Being a mother of twins most of these stories are are very old news to me, as i read every thing i could get my hands after the delivery room surprise in 1975 and still do.

What most people don't think about is how much influence nurture (and life experience not just parenting) must have when identicals raised together can vary so widely in choices not just within the individual pairs sometimes but also sets of twins can relate differently to each other and the outside world depending on environments growing up.

There have been identicals that developed own language and were extremely codependant some of them ended up institutionalized with mental issues. BTW, while they believe there's a genetic component to some MH issues, including schizophrenia, the most predictive factor in whether some some will become symptomatic is if they are raised by a parent with who has been diagnosed with it.

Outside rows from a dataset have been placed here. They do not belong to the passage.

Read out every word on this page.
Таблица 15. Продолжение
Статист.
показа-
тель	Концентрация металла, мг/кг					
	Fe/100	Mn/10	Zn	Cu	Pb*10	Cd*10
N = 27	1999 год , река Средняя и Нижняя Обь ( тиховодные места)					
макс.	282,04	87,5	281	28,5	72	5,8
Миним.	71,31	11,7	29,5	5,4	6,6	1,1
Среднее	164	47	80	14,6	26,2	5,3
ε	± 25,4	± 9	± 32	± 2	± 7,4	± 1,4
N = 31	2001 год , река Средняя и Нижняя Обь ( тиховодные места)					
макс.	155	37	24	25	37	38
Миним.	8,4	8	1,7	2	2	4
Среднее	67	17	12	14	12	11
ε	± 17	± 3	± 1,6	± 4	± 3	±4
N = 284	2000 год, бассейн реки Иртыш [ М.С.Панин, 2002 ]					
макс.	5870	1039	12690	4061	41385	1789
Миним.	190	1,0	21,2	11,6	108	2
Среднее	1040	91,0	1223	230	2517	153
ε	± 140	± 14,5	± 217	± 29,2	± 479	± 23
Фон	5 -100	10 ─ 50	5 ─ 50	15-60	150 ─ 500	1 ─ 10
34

I insisted on treating my boys as individuals, dressed them differently, always talked to, related to them as individuals. Still, when they reached puberty they behaved with each other the way adolescents often behave with opposite sex parents because at that age they are aware of wanting to establish their own identities.

This led me to suspect that twins raised together often override genetic predispositions because even when raised by parent who stresses their individuality, the world (other relatives, friends, teachers) puts so much emphasis on their twinness that the impulse to differentiate from their twin becomes stronger than genetic inclinations. Identicals raised unaware of each other are more free to follow natural tendencies.